Heart transplants remain the gold-standard treatment for the most severe heart failure, but the number of available donor organs is still far too small, according to Prof. Mariusz Kuśmierczyk, a cardiac surgeon and transplant specialist at the Medical University of Warsaw.

Kuśmierczyk said two technologies are moving fast enough to potentially challenge transplant medicine within five to 10 years: mechanical circulatory support, and xenotransplantation, meaning the transplantation of an organ from an animal, in this case a genetically modified pig.

Xenotransplantation is still in its early days.

Kuśmierczyk said that pig-heart transplants in humans have been performed for only around four years.

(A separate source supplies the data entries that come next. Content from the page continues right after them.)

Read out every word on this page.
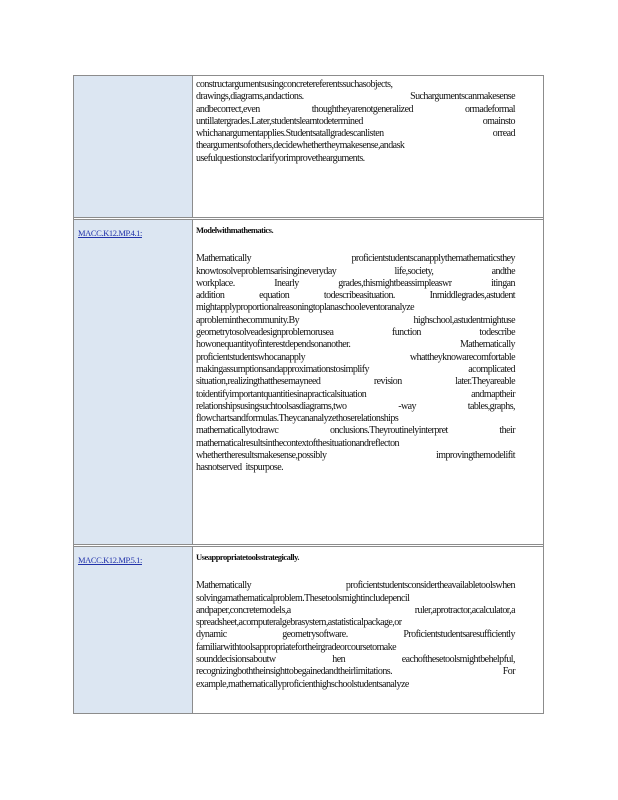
constructargumentsusingconcretereferentssuchasobjects,

drawings,diagrams,andactions. Suchargumentscanmakesense

andbecorrect,even thoughtheyarenotgeneralized ormadeformal

untillatergrades.Later,studentslearntodetermined omainsto

whichanargumentapplies.Studentsatallgradescanlisten orread

theargumentsofothers,decidewhethertheymakesense,andask

usefulquestionstoclarifyorimprovethearguments.

MACC.K12.MP.4.1:	Modelwithmathematics.

Mathematically proficientstudentscanapplythemathematicsthey

knowtosolveproblemsarisingineveryday life,society, andthe

workplace. Inearly grades,thismightbeassimpleaswr itingan

addition equation todescribeasituation. Inmiddlegrades,astudent

mightapplyproportionalreasoningtoplanaschooleventoranalyze

aprobleminthecommunity.By highschool,astudentmightuse

geometrytosolveadesignproblemorusea function todescribe

howonequantityofinterestdependsonanother. Mathematically

proficientstudentswhocanapply whattheyknowarecomfortable

makingassumptionsandapproximationstosimplify acomplicated

situation,realizingthatthesemayneed revision later.Theyareable

toidentifyimportantquantitiesinapracticalsituation andmaptheir

relationshipsusingsuchtoolsasdiagrams,two -way tables,graphs,

flowchartsandformulas.Theycananalyzethoserelationships

mathematicallytodrawc onclusions.Theyroutinelyinterpret their

mathematicalresultsinthecontextofthesituationandreflecton

whethertheresultsmakesense,possibly improvingthemodelifit

hasnotserved itspurpose.

MACC.K12.MP.5.1:	Useappropriatetoolsstrategically.

Mathematically proficientstudentsconsidertheavailabletoolswhen

solvingamathematicalproblem.Thesetoolsmightincludepencil

andpaper,concretemodels,a ruler,aprotractor,acalculator,a

spreadsheet,acomputeralgebrasystem,astatisticalpackage,or

dynamic geometrysoftware. Proficientstudentsaresufficiently

familiarwithtoolsappropriatefortheirgradeorcoursetomake

sounddecisionsaboutw hen eachofthesetoolsmightbehelpful,

recognizingboththeinsighttobegainedandtheirlimitations. For

example,mathematicallyproficienthighschoolstudentsanalyze
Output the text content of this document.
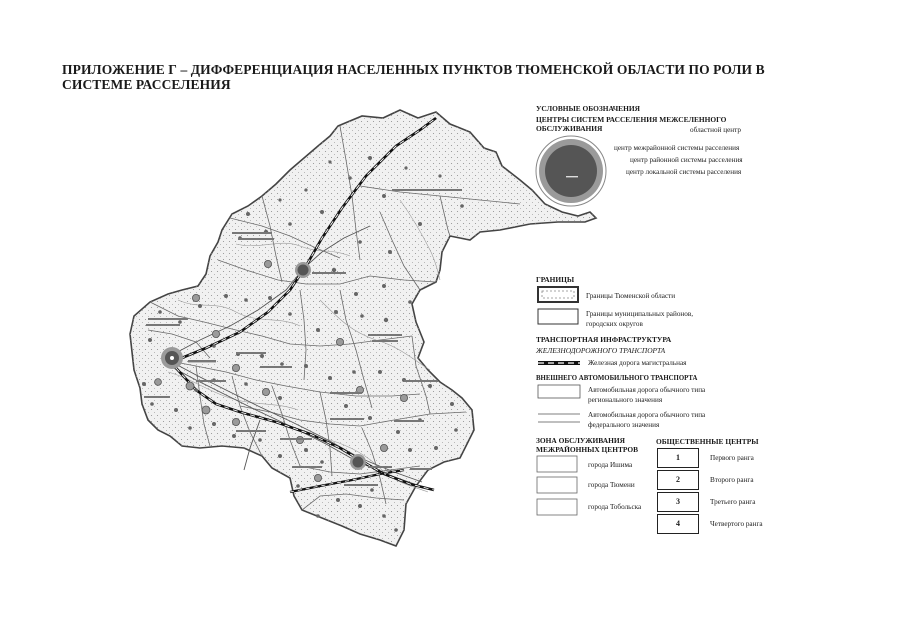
ПРИЛОЖЕНИЕ Г – ДИФФЕРЕНЦИАЦИЯ НАСЕЛЕННЫХ ПУНКТОВ ТЮМЕНСКОЙ ОБЛАСТИ ПО РОЛИ В СИСТЕМЕ РАССЕЛЕНИЯ
УСЛОВНЫЕ ОБОЗНАЧЕНИЯ
ЦЕНТРЫ СИСТЕМ РАССЕЛЕНИЯ МЕЖСЕЛЕННОГО ОБСЛУЖИВАНИЯ	областной центр
центр межрайонной системы расселения
центр районной системы расселения
центр локальной системы расселения
ГРАНИЦЫ
Границы Тюменской области
Границы муниципальных районов, городских округов
ТРАНСПОРТНАЯ ИНФРАСТРУКТУРА
ЖЕЛЕЗНОДОРОЖНОГО ТРАНСПОРТА
Железная дорога магистральная
ВНЕШНЕГО АВТОМОБИЛЬНОГО ТРАНСПОРТА
Автомобильная дорога обычного типа регионального значения
Автомобильная дорога обычного типа федерального значения
ЗОНА ОБСЛУЖИВАНИЯ МЕЖРАЙОННЫХ ЦЕНТРОВ
города Ишима
города Тюмени
города Тобольска
ОБЩЕСТВЕННЫЕ ЦЕНТРЫ
1	Первого ранга
2	Второго ранга
3	Третьего ранга
4	Четвертого ранга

In the United States, two such procedures have been carried out so far, with the first patient surviving about two months and the second about two weeks.

Better outcomes, he said, have been reported in patients who received pig kidneys.

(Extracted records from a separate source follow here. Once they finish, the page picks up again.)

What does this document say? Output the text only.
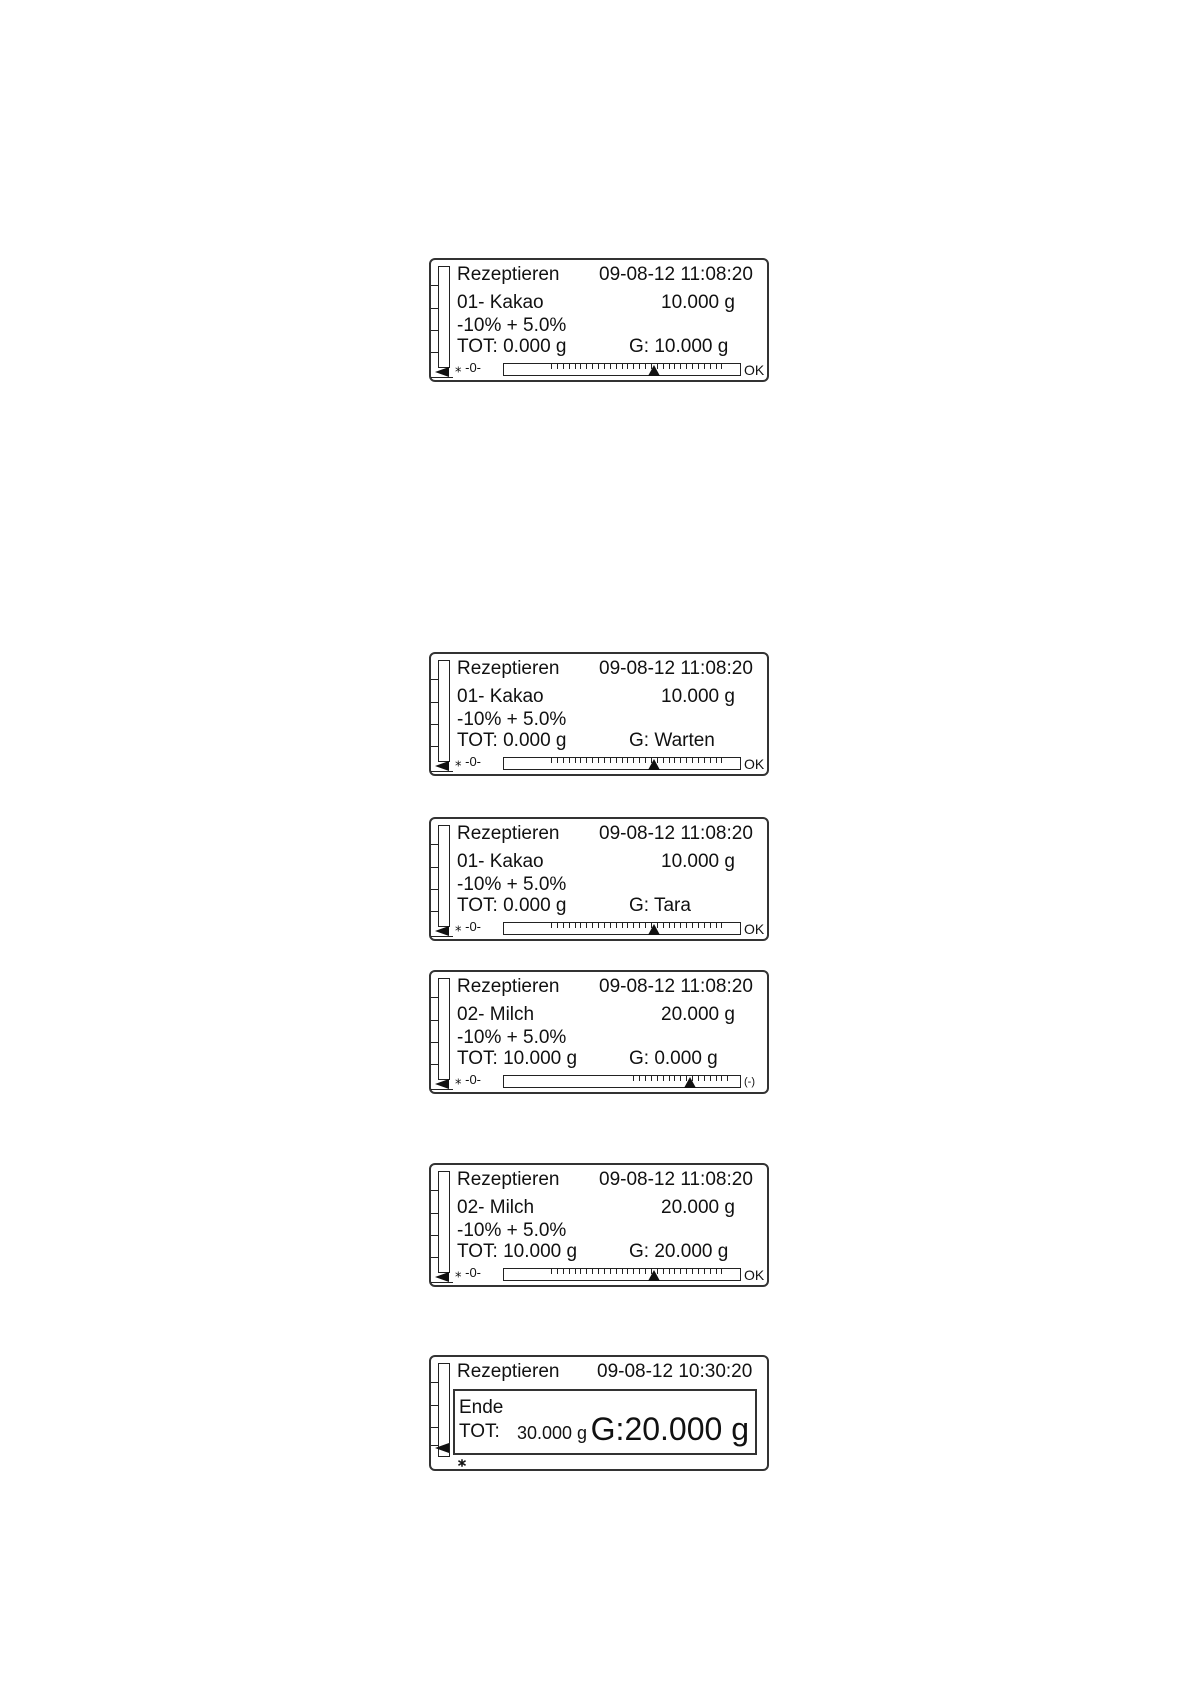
Rezeptieren 09-08-12 11:08:20
01- Kakao	10.000 g
-10% + 5.0%
TOT: 0.000 g	G: 10.000 g
⁎ -0-	OK
Rezeptieren 09-08-12 11:08:20
01- Kakao	10.000 g
-10% + 5.0%
TOT: 0.000 g	G: Warten
⁎ -0-	OK
Rezeptieren 09-08-12 11:08:20
01- Kakao	10.000 g
-10% + 5.0%
TOT: 0.000 g	G: Tara
⁎ -0-	OK
Rezeptieren 09-08-12 11:08:20
02- Milch	20.000 g
-10% + 5.0%
TOT: 10.000 g	G: 0.000 g
⁎ -0-	(-)
Rezeptieren 09-08-12 11:08:20
02- Milch	20.000 g
-10% + 5.0%
TOT: 10.000 g	G: 20.000 g
⁎ -0-	OK
Rezeptieren 09-08-12 10:30:20
Ende
TOT: 30.000 g G:20.000 g
⁎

He described mechanical devices as more promising in the near term, pointing to left ventricular assist devices (LVADs), which support the heart’s main pumping chamber.

Kuśmierczyk said he has implanted the HeartMate 3 LVAD for a decade in patients with advanced heart failure dominated by left-ventricle weakness.

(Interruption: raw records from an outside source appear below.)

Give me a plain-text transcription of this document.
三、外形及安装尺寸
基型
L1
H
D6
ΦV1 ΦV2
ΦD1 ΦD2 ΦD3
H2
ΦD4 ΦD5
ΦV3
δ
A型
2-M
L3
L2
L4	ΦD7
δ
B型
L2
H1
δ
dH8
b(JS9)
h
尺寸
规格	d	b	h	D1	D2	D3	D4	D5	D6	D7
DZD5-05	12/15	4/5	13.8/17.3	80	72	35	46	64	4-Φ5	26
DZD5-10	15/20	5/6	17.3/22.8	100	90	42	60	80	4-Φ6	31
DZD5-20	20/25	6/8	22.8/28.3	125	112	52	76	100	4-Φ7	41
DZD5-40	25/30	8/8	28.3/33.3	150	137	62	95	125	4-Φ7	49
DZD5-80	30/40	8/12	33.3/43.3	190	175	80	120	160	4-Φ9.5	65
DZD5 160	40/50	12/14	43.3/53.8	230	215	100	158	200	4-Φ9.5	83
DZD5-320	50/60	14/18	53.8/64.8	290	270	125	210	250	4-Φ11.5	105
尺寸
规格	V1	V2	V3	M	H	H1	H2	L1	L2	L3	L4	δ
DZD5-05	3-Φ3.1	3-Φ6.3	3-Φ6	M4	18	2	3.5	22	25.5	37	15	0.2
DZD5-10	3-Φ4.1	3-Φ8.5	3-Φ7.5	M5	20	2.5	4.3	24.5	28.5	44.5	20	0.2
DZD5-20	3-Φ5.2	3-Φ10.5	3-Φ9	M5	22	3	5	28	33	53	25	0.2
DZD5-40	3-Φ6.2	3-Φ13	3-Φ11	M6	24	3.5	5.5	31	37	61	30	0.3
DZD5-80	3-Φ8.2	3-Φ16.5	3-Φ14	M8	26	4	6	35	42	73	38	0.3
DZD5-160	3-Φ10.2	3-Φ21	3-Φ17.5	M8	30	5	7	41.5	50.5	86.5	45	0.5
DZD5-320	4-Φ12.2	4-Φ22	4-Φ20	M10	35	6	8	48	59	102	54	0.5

Until recently, such pumps were mainly used as a “bridge to transplant,” helping patients survive while they waited for a donor heart.

Kuśmierczyk said that since 2024 these devices have also been implanted in people who cannot receive a transplant, including patients with current or past cancer, or older patients, typically over 70.

Some patients live with an LVAD for several years, he said, often longer than they would with medication alone.

He added that quality of life can improve significantly, with many patients returning to everyday activities, including an active lifestyle.

While he stressed that transplants still offer the best outcomes overall, Kuśmierczyk said survival rates for patients with pumps are beginning to approach those seen after transplantation, particularly after the first two years.

One major hurdle remains the energy supply.

Kuśmierczyk said the need to regularly charge external batteries is a key limitation, unlike pacemakers, whose batteries can last many years.

He said a breakthrough would come if LVAD batteries could be charged through the skin, removing the need for external connections.

Research is underway on inductive charging for a battery implanted along with the pump in the chest, he said.

There have also been efforts to develop a fully implantable artificial heart, designed to replace the failing heart entirely.

Kuśmierczyk pointed to a case in Sydney, where a patient received a titanium artificial heart called BiVACOR in November 2024 and survived 100 days while waiting for a donor organ.

Such devices, he suggested, could offer a lifeline for patients who are waiting for a transplant or do not qualify for one.

BiVACOR is not the only total artificial heart under development or in use. Kuśmierczyk said that a device called Carmat, developed in France under the leadership of cardiac surgeon Prof. Alain Carpentier, has been used for more than a decade and received certification in December 2023.

In May 2024, Kuśmierczyk implanted a Carmat artificial heart in Poland for the first time. He said it was the 58th implantation worldwide at the time.

The device was used in a 37-year-old patient with severe failure of both ventricles and pulmonary hypertension, a condition of high blood pressure in the lungs’ arteries. Kuśmierczyk said these factors made the patient unsuitable for a heart transplant and for standard mechanical circulatory support.

Kuśmierczyk also referenced comments by Prof. Chris Hayward of Sydney’s Victor Chang Cardiac Research Institute, who said fully implantable artificial hearts could become an alternative within a decade, for patients waiting for a donor heart or those who cannot undergo transplantation.